I took the online course of probabilistic graphical models (PGM) online from Daphne Koller and Eric Xing's videos, but I do not think I get the main idea of PGM, and I would appreciate it if someone can clarify some of my questions on the usefulness and methodology of PGM.
- What are some fields that PGM performs better than other models? I think it was the mainstream model in computer vision before deep learning took its place, and I saw many application in Daphne Koller's class materials in biological/medical domain. Is there any other field that PGM is popular?
- Is PGM ever useful for tabular data? I never recall PGM ever wins any Kaggle contest.
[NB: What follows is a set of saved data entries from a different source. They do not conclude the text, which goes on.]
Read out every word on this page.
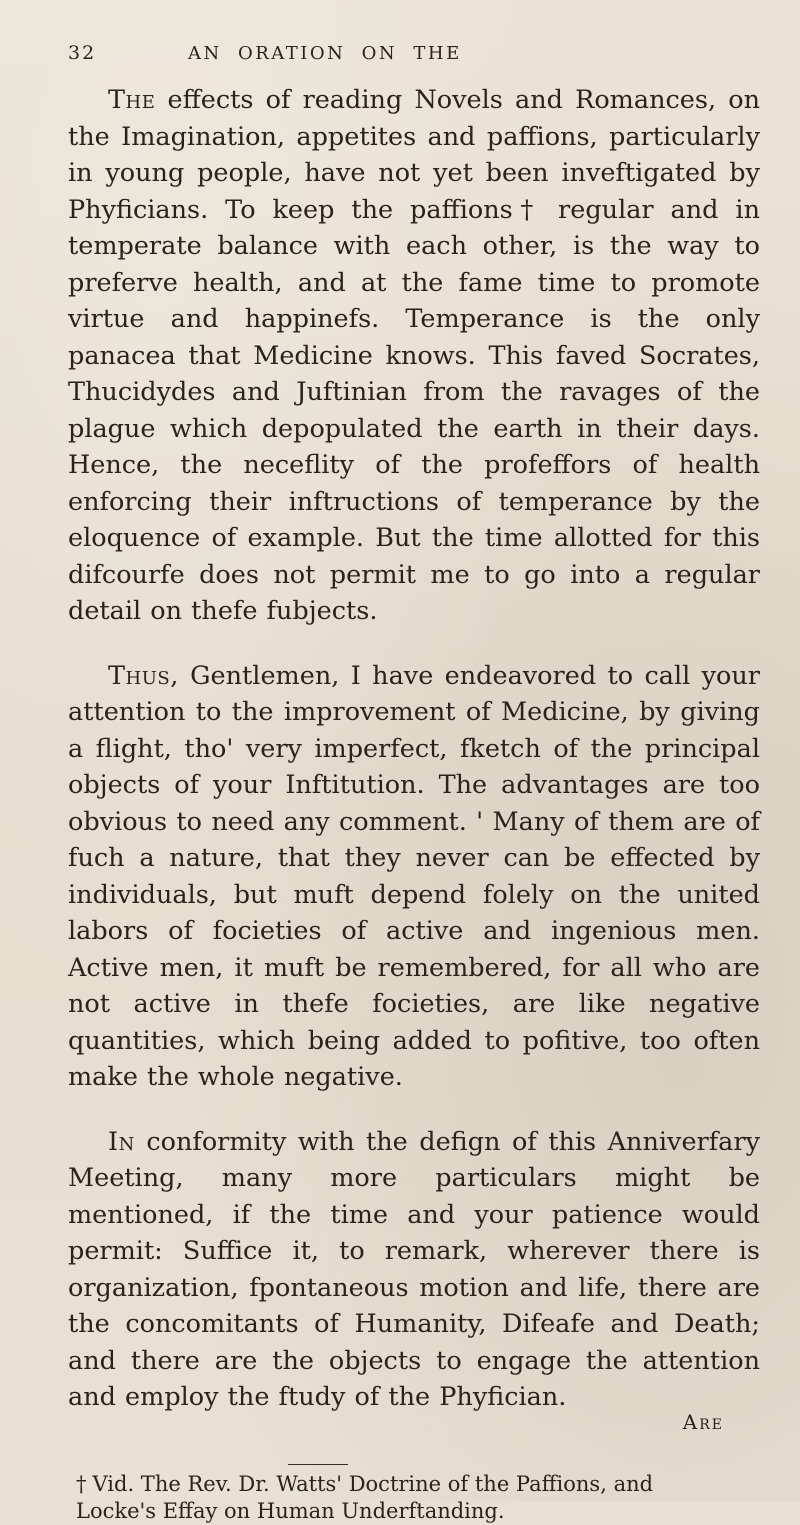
32	AN ORATION ON THE

The effects of reading Novels and Romances, on the Imagination, appetites and paffions, particularly in young people, have not yet been inveftigated by Phyficians. To keep the paffions† regular and in temperate balance with each other, is the way to preferve health, and at the fame time to promote virtue and happinefs. Temperance is the only panacea that Medicine knows. This faved Socrates, Thucidydes and Juftinian from the ravages of the plague which depopulated the earth in their days. Hence, the neceflity of the profeffors of health enforcing their inftructions of temperance by the eloquence of example. But the time allotted for this difcourfe does not permit me to go into a regular detail on thefe fubjects.

Thus, Gentlemen, I have endeavored to call your attention to the improvement of Medicine, by giving a flight, tho' very imperfect, fketch of the principal objects of your Inftitution. The advantages are too obvious to need any comment. ' Many of them are of fuch a nature, that they never can be effected by individuals, but muft depend folely on the united labors of focieties of active and ingenious men. Active men, it muft be remembered, for all who are not active in thefe focieties, are like negative quantities, which being added to pofitive, too often make the whole negative.

In conformity with the defign of this Anniverfary Meeting, many more particulars might be mentioned, if the time and your patience would permit: Suffice it, to remark, wherever there is organization, fpontaneous motion and life, there are the concomitants of Humanity, Difeafe and Death; and there are the objects to engage the attention and employ the ftudy of the Phyfician.

Are
† Vid. The Rev. Dr. Watts' Doctrine of the Paffions, and Locke's Effay on Human Underftanding.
- Is there a general methodology of modeling using PGM? I feel I always need to write the full joint distribution of all observable/hidden variables, then use the inference/learning algorithm to get the parameters and predictions. If that is the case, then does it mean PGM can only be applied to the fields where I know pretty much everything about the all variables, so it is only useful in the fields where the prior knowledge is strong such as computer vision and biological/medical data?
- If PGM has to be modeled in a white box way, does that mean I cannot use it as a blackbox model to discover the patterns I cannot find by hand?
- What is special about the graph in PGM? I feel they only exist to allow fast identification of conditional independent variables, in order to allow fast inference/learning. In other words, the graph is like a visualization of the model. Then why do we care so much about the graph?